Roche erreicht mit Krebsmittel Ziele in Phase-III-Studie

(Meldung ausgebaut) - Roche hat mit seinem Mittel Alecensa in der global angesetzten Phase-III-Studie ALEX einen vollen Erfolg verbucht - alle primären und sekundären Endpunkte der Studie wurden erreicht. Das Medikament erwies sich bei der Behandlung einer bestimmten Form von Lungenkrebs als überlegen gegenüber der Behandlung mit Crizotinib von Pfizer.
10.04.2017 16:21

Die Studie hat laut Roche-Mitteilung vom Montag gezeigt, dass Patienten mit ALK-positivem, fortgeschrittenem nicht-kleinzelligen Lungenkrebs (NSCLC), die in der Erstlinien-Therapie mit Alecensa behandelt wurden, deutlich länger lebten ohne ein Fortschreiten der Erkrankung als jene, denen Crizotinib verabreicht wurde.

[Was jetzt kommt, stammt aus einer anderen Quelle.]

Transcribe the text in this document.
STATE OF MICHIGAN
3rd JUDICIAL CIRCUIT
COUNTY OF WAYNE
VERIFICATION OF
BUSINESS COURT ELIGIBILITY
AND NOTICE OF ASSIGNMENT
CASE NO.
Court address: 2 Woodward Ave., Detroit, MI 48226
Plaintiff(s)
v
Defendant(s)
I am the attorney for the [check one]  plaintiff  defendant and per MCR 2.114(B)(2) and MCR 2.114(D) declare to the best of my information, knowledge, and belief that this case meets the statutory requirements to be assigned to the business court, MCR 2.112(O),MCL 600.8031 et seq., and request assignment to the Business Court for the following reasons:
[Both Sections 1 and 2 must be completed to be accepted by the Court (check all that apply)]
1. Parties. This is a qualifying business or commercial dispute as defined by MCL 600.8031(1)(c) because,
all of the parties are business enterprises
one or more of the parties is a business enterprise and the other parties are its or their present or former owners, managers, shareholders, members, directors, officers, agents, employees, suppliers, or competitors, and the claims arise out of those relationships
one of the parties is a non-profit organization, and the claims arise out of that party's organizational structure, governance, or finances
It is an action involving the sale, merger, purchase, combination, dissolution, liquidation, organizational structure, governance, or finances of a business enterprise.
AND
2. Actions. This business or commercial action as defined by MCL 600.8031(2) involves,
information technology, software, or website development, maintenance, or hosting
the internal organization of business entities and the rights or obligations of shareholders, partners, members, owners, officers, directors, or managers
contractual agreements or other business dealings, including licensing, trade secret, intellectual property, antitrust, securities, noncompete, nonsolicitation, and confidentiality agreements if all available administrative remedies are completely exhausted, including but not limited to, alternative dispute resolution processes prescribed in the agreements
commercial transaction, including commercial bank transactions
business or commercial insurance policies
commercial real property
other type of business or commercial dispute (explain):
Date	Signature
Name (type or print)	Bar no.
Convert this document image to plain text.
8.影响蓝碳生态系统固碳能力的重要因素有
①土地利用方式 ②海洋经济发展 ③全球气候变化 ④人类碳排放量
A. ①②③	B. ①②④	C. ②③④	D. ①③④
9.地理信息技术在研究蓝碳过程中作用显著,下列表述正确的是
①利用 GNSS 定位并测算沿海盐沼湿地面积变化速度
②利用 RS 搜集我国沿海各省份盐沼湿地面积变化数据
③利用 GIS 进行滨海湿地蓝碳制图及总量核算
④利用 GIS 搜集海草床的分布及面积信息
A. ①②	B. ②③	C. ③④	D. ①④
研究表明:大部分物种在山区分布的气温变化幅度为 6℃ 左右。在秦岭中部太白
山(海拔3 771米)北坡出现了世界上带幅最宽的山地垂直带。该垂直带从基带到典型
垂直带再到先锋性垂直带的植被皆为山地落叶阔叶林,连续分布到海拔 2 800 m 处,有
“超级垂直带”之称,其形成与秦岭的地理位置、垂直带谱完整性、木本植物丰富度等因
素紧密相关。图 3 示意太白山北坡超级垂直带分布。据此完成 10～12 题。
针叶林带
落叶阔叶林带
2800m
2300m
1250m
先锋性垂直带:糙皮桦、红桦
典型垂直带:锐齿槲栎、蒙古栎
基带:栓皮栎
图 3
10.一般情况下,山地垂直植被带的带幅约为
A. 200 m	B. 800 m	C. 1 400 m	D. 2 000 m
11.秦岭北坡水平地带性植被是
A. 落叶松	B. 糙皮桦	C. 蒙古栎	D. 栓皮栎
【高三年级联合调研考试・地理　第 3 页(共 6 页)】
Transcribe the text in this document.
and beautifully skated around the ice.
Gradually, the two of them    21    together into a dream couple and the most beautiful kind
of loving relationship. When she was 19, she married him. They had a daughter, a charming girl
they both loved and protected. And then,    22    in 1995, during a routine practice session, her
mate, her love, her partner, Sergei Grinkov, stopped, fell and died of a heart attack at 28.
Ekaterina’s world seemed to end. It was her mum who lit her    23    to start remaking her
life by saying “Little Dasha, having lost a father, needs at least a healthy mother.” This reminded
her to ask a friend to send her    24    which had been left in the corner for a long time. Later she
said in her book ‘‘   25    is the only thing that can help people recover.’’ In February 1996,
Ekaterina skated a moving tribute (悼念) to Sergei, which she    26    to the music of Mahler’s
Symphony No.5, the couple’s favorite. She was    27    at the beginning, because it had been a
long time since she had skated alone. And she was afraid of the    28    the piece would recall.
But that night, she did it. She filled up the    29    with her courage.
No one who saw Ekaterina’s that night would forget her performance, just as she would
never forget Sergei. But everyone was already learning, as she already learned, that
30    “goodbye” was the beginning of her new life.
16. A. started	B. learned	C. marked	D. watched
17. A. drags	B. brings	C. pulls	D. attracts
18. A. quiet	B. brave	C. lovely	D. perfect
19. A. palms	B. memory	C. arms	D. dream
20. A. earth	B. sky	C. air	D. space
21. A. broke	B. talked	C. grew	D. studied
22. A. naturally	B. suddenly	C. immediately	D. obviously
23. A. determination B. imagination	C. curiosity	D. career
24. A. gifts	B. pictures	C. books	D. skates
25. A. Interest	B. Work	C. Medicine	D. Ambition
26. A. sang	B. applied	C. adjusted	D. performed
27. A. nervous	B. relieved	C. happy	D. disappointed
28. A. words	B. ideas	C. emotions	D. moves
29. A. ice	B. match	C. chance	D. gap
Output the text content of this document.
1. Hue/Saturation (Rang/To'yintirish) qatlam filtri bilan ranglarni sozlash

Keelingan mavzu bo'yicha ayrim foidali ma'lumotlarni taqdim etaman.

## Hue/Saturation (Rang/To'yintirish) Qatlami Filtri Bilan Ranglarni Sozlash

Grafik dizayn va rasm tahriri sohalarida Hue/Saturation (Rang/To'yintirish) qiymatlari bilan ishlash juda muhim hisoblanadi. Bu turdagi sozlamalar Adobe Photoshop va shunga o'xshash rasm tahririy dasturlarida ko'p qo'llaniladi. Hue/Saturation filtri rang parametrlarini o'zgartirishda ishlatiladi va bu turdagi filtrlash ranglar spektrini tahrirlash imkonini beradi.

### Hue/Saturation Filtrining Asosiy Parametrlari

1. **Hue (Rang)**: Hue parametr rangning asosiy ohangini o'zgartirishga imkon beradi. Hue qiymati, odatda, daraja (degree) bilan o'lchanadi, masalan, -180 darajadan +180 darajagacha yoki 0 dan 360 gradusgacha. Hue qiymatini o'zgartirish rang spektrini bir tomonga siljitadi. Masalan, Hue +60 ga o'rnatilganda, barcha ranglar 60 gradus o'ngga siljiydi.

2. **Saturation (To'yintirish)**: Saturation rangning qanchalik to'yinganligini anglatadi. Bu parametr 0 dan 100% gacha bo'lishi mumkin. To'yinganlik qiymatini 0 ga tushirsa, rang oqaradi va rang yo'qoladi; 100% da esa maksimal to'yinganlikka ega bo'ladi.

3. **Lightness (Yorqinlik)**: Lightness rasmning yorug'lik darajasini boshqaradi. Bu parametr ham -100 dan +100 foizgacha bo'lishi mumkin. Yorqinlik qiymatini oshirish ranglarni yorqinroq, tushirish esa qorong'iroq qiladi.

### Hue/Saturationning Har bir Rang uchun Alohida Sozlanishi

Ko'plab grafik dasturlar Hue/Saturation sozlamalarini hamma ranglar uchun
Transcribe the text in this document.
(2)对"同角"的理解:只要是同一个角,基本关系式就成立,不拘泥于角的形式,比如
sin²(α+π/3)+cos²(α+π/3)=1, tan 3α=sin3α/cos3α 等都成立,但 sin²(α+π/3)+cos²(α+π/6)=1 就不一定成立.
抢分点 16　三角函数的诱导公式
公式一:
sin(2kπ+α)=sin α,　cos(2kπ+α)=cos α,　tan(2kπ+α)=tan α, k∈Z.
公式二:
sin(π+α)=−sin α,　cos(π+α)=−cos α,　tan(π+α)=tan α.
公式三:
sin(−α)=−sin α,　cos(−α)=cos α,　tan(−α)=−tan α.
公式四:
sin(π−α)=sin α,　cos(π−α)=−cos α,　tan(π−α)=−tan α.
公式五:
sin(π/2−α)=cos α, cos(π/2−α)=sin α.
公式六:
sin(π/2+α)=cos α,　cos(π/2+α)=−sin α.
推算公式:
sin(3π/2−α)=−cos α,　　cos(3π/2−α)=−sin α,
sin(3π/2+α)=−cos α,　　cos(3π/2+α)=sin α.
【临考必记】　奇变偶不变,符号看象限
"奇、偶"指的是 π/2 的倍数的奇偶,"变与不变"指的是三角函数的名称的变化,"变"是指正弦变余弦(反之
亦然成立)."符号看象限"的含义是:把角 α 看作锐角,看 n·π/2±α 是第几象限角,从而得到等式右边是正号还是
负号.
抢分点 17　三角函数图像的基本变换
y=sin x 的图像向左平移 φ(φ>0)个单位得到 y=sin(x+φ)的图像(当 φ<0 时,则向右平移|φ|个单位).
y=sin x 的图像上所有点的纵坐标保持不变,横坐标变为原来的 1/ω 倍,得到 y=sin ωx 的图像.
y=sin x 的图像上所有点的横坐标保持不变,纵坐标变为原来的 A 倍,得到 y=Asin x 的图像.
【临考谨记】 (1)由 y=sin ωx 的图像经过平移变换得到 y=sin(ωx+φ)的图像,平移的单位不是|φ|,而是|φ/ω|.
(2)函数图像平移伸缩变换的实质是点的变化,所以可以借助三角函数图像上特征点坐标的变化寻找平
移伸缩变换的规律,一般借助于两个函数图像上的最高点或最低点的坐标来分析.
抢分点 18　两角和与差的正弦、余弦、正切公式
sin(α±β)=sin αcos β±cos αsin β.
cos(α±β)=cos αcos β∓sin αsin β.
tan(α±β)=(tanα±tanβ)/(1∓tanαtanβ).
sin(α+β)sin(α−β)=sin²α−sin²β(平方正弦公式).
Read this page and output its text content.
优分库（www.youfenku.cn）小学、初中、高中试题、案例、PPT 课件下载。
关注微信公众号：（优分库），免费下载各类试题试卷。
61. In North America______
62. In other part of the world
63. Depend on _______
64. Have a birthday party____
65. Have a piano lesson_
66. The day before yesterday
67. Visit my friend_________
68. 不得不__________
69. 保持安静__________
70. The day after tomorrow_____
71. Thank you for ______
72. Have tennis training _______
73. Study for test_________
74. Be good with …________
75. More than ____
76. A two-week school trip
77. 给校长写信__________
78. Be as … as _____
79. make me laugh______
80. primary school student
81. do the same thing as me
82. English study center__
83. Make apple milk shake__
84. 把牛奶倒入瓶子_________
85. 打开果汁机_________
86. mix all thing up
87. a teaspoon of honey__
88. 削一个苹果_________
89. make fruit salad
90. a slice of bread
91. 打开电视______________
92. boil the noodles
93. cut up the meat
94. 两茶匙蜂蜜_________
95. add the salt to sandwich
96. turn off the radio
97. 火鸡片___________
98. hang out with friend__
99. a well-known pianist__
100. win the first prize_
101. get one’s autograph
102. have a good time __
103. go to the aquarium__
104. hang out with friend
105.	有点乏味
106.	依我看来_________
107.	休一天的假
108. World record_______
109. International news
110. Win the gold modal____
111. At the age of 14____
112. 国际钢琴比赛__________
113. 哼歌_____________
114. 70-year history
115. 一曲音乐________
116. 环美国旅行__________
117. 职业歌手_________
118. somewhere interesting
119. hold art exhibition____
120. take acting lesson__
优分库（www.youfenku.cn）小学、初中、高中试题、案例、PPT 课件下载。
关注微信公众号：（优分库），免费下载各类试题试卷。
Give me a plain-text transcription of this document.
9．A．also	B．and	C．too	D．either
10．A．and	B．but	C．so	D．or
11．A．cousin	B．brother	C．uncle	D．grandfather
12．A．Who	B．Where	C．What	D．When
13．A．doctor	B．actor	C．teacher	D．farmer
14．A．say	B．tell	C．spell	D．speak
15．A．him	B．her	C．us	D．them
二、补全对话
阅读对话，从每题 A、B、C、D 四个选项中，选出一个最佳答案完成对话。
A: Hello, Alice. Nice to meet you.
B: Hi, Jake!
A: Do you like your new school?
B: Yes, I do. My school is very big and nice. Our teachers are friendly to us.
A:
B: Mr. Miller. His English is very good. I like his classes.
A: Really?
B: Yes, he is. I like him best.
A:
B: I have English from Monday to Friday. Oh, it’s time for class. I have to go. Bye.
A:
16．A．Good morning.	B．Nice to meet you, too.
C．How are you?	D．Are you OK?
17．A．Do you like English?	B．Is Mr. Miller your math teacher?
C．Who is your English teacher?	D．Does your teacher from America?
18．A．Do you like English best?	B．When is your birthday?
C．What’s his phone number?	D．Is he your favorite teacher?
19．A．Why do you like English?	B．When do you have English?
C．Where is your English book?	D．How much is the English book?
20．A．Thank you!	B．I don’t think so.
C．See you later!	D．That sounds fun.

Wie Roche weiter ausführt, handelt es sich hierbei um die zweite Phase-III-Studie, in der sich Alecensa in der Erstlinien-Therapie dieser bestimmten Form von Lungenkrebs gegenüber Crizotinib als überlegen erweist. Dabei seien beim Sicherheitsprofil keine Veränderungen beobachtet worden und es sei auch nicht zu unerwarteten Zwischenfällen gekommen.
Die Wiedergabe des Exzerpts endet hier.